In the Bible, refusal to acknowledge and confess sin results in intense psychological turmoil that leads to psychosomatic problems. David writes, “When I kept silent about my sin, my body wasted away…My vitality was drained away as with the fever heat of summer” (Ps 32:3-4). Confession of sin to God results in forgiveness of guilt (Ps 32:2, 5) and אַשְֽׁרֵי (perfect happiness: Ps 32:1-2). Adams agrees, “God’s remedy for man’s problem is confession. The concealing of transgressions brings misery, defeat and ruin, but the confession and forsaking of sin will bring merciful pardon and relief.”

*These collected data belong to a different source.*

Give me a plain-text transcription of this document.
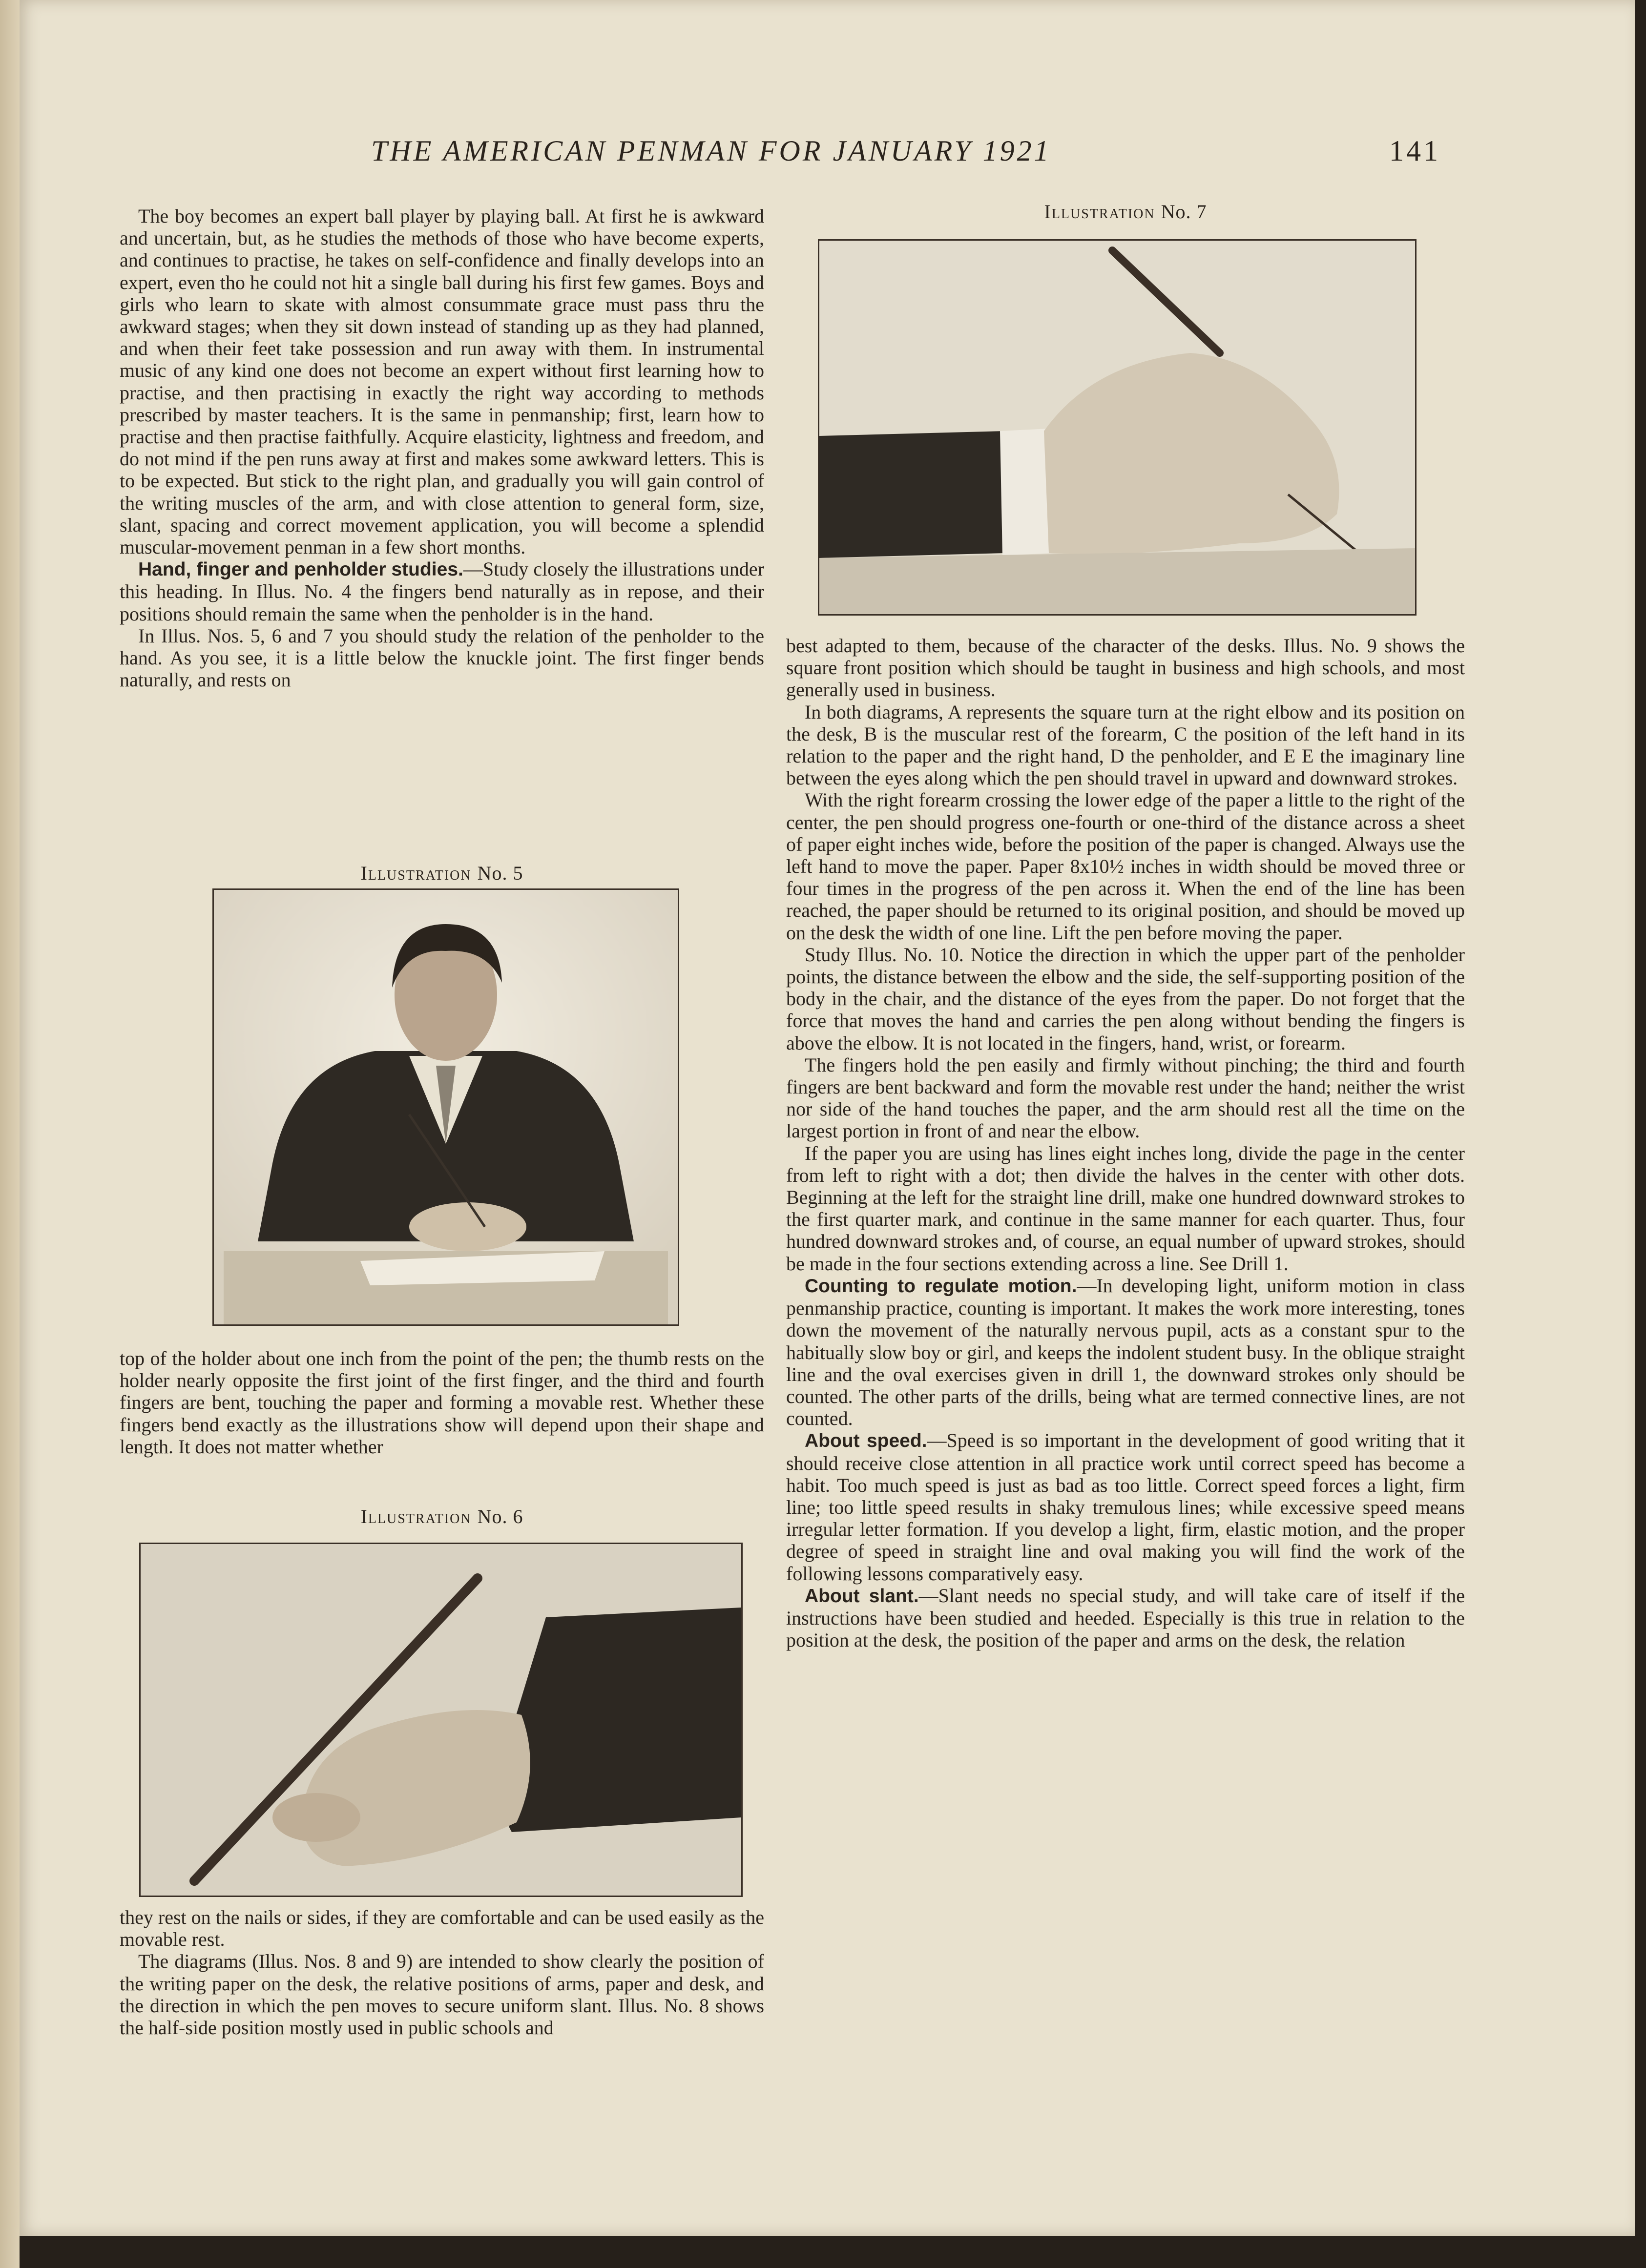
THE AMERICAN PENMAN FOR JANUARY 1921	141

The boy becomes an expert ball player by playing ball. At first he is awkward and uncertain, but, as he studies the methods of those who have become experts, and continues to practise, he takes on self-confidence and finally develops into an expert, even tho he could not hit a single ball during his first few games. Boys and girls who learn to skate with almost consummate grace must pass thru the awkward stages; when they sit down instead of standing up as they had planned, and when their feet take possession and run away with them. In instrumental music of any kind one does not become an expert without first learning how to practise, and then practising in exactly the right way according to methods prescribed by master teachers. It is the same in penmanship; first, learn how to practise and then practise faithfully. Acquire elasticity, lightness and freedom, and do not mind if the pen runs away at first and makes some awkward letters. This is to be expected. But stick to the right plan, and gradually you will gain control of the writing muscles of the arm, and with close attention to general form, size, slant, spacing and correct movement application, you will become a splendid muscular-movement penman in a few short months.

Hand, finger and penholder studies.—Study closely the illustrations under this heading. In Illus. No. 4 the fingers bend naturally as in repose, and their positions should remain the same when the penholder is in the hand.

In Illus. Nos. 5, 6 and 7 you should study the relation of the penholder to the hand. As you see, it is a little below the knuckle joint. The first finger bends naturally, and rests on

Illustration No. 5

top of the holder about one inch from the point of the pen; the thumb rests on the holder nearly opposite the first joint of the first finger, and the third and fourth fingers are bent, touching the paper and forming a movable rest. Whether these fingers bend exactly as the illustrations show will depend upon their shape and length. It does not matter whether

Illustration No. 6

they rest on the nails or sides, if they are comfortable and can be used easily as the movable rest.

The diagrams (Illus. Nos. 8 and 9) are intended to show clearly the position of the writing paper on the desk, the relative positions of arms, paper and desk, and the direction in which the pen moves to secure uniform slant. Illus. No. 8 shows the half-side position mostly used in public schools and

Illustration No. 7

best adapted to them, because of the character of the desks. Illus. No. 9 shows the square front position which should be taught in business and high schools, and most generally used in business.

In both diagrams, A represents the square turn at the right elbow and its position on the desk, B is the muscular rest of the forearm, C the position of the left hand in its relation to the paper and the right hand, D the penholder, and E E the imaginary line between the eyes along which the pen should travel in upward and downward strokes.

With the right forearm crossing the lower edge of the paper a little to the right of the center, the pen should progress one-fourth or one-third of the distance across a sheet of paper eight inches wide, before the position of the paper is changed. Always use the left hand to move the paper. Paper 8x10½ inches in width should be moved three or four times in the progress of the pen across it. When the end of the line has been reached, the paper should be returned to its original position, and should be moved up on the desk the width of one line. Lift the pen before moving the paper.

Study Illus. No. 10. Notice the direction in which the upper part of the penholder points, the distance between the elbow and the side, the self-supporting position of the body in the chair, and the distance of the eyes from the paper. Do not forget that the force that moves the hand and carries the pen along without bending the fingers is above the elbow. It is not located in the fingers, hand, wrist, or forearm.

The fingers hold the pen easily and firmly without pinching; the third and fourth fingers are bent backward and form the movable rest under the hand; neither the wrist nor side of the hand touches the paper, and the arm should rest all the time on the largest portion in front of and near the elbow.

If the paper you are using has lines eight inches long, divide the page in the center from left to right with a dot; then divide the halves in the center with other dots. Beginning at the left for the straight line drill, make one hundred downward strokes to the first quarter mark, and continue in the same manner for each quarter. Thus, four hundred downward strokes and, of course, an equal number of upward strokes, should be made in the four sections extending across a line. See Drill 1.

Counting to regulate motion.—In developing light, uniform motion in class penmanship practice, counting is important. It makes the work more interesting, tones down the movement of the naturally nervous pupil, acts as a constant spur to the habitually slow boy or girl, and keeps the indolent student busy. In the oblique straight line and the oval exercises given in drill 1, the downward strokes only should be counted. The other parts of the drills, being what are termed connective lines, are not counted.

About speed.—Speed is so important in the development of good writing that it should receive close attention in all practice work until correct speed has become a habit. Too much speed is just as bad as too little. Correct speed forces a light, firm line; too little speed results in shaky tremulous lines; while excessive speed means irregular letter formation. If you develop a light, firm, elastic motion, and the proper degree of speed in straight line and oval making you will find the work of the following lessons comparatively easy.

About slant.—Slant needs no special study, and will take care of itself if the instructions have been studied and heeded. Especially is this true in relation to the position at the desk, the position of the paper and arms on the desk, the relation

However, direction to confess transgender beliefs and actions alone will not be sufficient care for transgender people. Pastors must instruct them that such confession must spring out of a life-surrendering faith in Jesus. This faith receives God’s grace in that the sinner is imputed with Jesus’ righteousness so he is justified from sin (Rom 4:22-25) and transformed to live consistently with God’s will (Eph 2:8-10). Matthew Stanford explains,
When we come to faith in him, that dead, separated spirit is nailed to the cross with Christ, never to return (Galatians 2:20). In its place, the Spirit of Christ takes up residence in us (Galatians 4:6; Colossians 3:1-3). We are alive for the first time—in spiritual union with God! The believer is complete in Christ; we have everything we need for life and godliness in him (2 Peter 1:3).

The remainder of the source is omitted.